Seguradora europeia aposta em proteção contra calotes

Com o cenário econômico mundial instável provocado por crise na Europa, com redução do ritmo de crescimento do Brasil e alta da inflação, as empresas necessitam proteger seus ativos para manter o faturamento e evitar prejuízos. Nesse contexto, o grupo espanhol Cesce aposta na ascensão do seguro de crédito como uma proteção à inadimplência. No mercado nacional, a Cesce Brasil possui US$ 17 bilhões de exposição a risco e espera crescer 30% este ano.

O diretor internacional do grupo Cesce, Manuel Alves, revela que entre 30% e 40% dos ativos de uma empresa está nas mãos de devedores. Para ilustrar a importância, o diretor menciona a projeção do Fundo Monetário Internacional (FMI) de alta de 25% da inadimplência na América Latina em 2012, com possibilidade de dobrar, para 50%, como efeito da redução drástica do crescimento econômico, aumento de juros e redução do crédito. “Em um cenário pessimista, com aumento da inadimplência, o seguro de crédito pode ter um crescimento significativo, porque é mais necessário. Achamos que o mercado brasileiro tem potencial.”

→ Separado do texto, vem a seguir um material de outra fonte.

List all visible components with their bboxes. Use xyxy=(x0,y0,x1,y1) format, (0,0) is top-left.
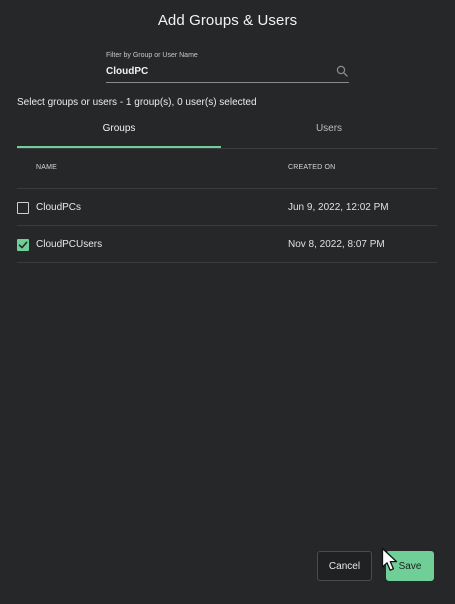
row-checkbox[interactable] xyxy=(17,202,29,214)
cancel-button[interactable]: Cancel xyxy=(317,551,372,581)
filter-label: Filter by Group or User Name xyxy=(106,52,198,59)
tab-bar: Groups Users xyxy=(17,115,437,149)
row-checkbox-checked[interactable] xyxy=(17,239,29,251)
filter-field[interactable]: Filter by Group or User Name xyxy=(106,52,349,83)
checkmark-icon xyxy=(18,241,28,249)
row-created-on: Nov 8, 2022, 8:07 PM xyxy=(288,239,385,250)
tab-groups[interactable]: Groups xyxy=(17,115,221,148)
search-icon[interactable] xyxy=(336,65,348,77)
dialog-title: Add Groups & Users xyxy=(157,12,298,29)
row-name: CloudPCUsers xyxy=(36,239,103,250)
mouse-cursor-icon xyxy=(381,547,398,571)
add-groups-users-dialog: Add Groups & Users Filter by Group or Us… xyxy=(0,0,455,604)
row-name: CloudPCs xyxy=(36,202,82,213)
groups-table: NAME CREATED ON CloudPCs Jun 9, 2022, 12… xyxy=(17,152,437,263)
tab-users[interactable]: Users xyxy=(221,115,437,146)
table-row[interactable]: CloudPCUsers Nov 8, 2022, 8:07 PM xyxy=(17,225,437,263)
column-header-name[interactable]: NAME xyxy=(36,164,57,171)
column-header-created-on[interactable]: CREATED ON xyxy=(288,164,335,171)
filter-input[interactable] xyxy=(106,63,331,79)
table-row[interactable]: CloudPCs Jun 9, 2022, 12:02 PM xyxy=(17,188,437,225)
row-created-on: Jun 9, 2022, 12:02 PM xyxy=(288,202,389,213)
table-header: NAME CREATED ON xyxy=(17,152,437,188)
selection-summary: Select groups or users - 1 group(s), 0 u… xyxy=(17,97,257,108)
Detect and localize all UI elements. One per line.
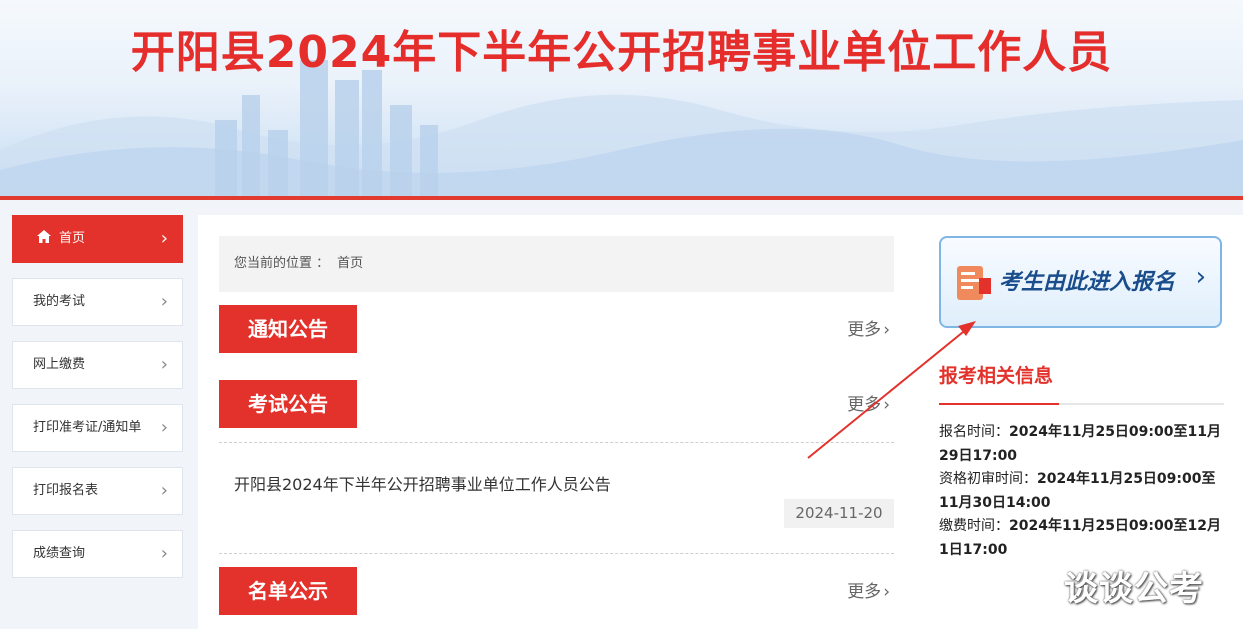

O gerente de indicadores de mercado da Serasa Experian, Luís Rabi, confirma a projeção para o Brasil. “Já aumenta a inadimplência. Somente em pessoa física houve elevação de 23% na comparação com setembro de 2010. Em pessoa jurídica, a taxa continua a subir, com 26% de crescimento em setembro de 2011.” Rabi explica, inclusive, que a perspectiva para os próximos seis meses é de contínuo crescimento dos índices entre as empresas. “Mas entre os consumidores começa a cair, desde que não haja uma piora na economia ou paralisação do crédito.”

Destinada a operações entre empresas, a apólice do seguro de crédito tem como objetivo assegurar o valor total ou parcial contra risco de calote, podendo ser contratado para vendas domésticas ou exportações. “A principal vantagem [do seguro de crédito] está em transferir esses riscos para uma seguradora. Em caso de não-pagamento, pode-se ser ressarcido das perdas. A empresa que tem o seguro tem mais condições de sobreviver em cenário de crise”, explica o diretor do grupo Cesce, Manuel Alves.

Na Europa, essa modalidade representa 6% do Produto Interno Bruto (PIB), sendo que somente na Espanha o mercado movimenta cerca de 800 milhões de euros por ano, revela Alves. No Brasil, a participação no PIB chega a 0,4%, com total em prêmios de R$ 133 milhões no mercado interno e de R$ 11 milhões na modalidade para exportação, dados até setembro da Superintendência de Seguros Privados (Susep).

Segundo Manuel Alves, o setor na Europa está consolidado e desenvolvido. “A cultura seguradora de crédito no Brasil não existe como em outros mercados. Mas todos os operadores mundiais estão aqui e veem seu potencial.”

Controlada pelo governo espanhol, com 51%, a Cesce possui 15% das ações com o Santander e 15% com o BBVA. Em 2010, o faturamento chegou a 400 milhões de euros na soma das unidades de Espanha, França, Portugal, Brasil e seis outros países da América Latina.

Seguradoras na Europa

No que se refere à exposição da seguradora ao risco dos problemas das dívidas soberanas da Europa, local onde possui maior participação, o diretor internacional é enfático ao dizer que mantém as operações normalmente, mas com alterações contratuais de acordo com o risco de cada empresa. “A crise da dívida soberana tem efeito nas empresas. Mas no caso da Grécia, por exemplo, a economia continua a funcionar. Então nós continuamos a operar, mas com taxas de acordo com o nível de risco.”

Alves revela, entretanto, que as concorrentes no seguro de crédito na Europa classificam as companhias uniformemente, com ajuste geral nos preços. “No momento em que as empresas mais precisam, os concorrentes saem. Nós achamos esse comportamento errado.”

Como forma de continuar a operar e manter a sinistralidade sob controle, a seguradora classifica as companhias sob sete tipos de rating. A avaliação é feita com balanço de resultados, análise interna, perspectiva de evolução, capacidade de pagamento etc. “Em momentos de crise, há uma deslocalização de classe de risco de melhor para pior. Quem pagava mais barato pode pagar mais caro.”

Durante a crise do subprime, em 2008, as seguradoras sofreram consequências da crise junto com os bancos, pois estavam alavancadas no mercado de hipotecas. Ao ser questionado se a situação pode se repetir, já que as instituições financeiras europeias enfrentam problemas financeiros, o diretor internacional diz que sim. “As seguradoras têm participação em dívidas soberanas, mas os bancos têm exposição maior a este risco. Devido à regulamentação rígida da Europa e a regras claras de como investir, as seguradoras terão reflexo significativo, mas não com a mesma expressão dos bancos”, conclui Alves.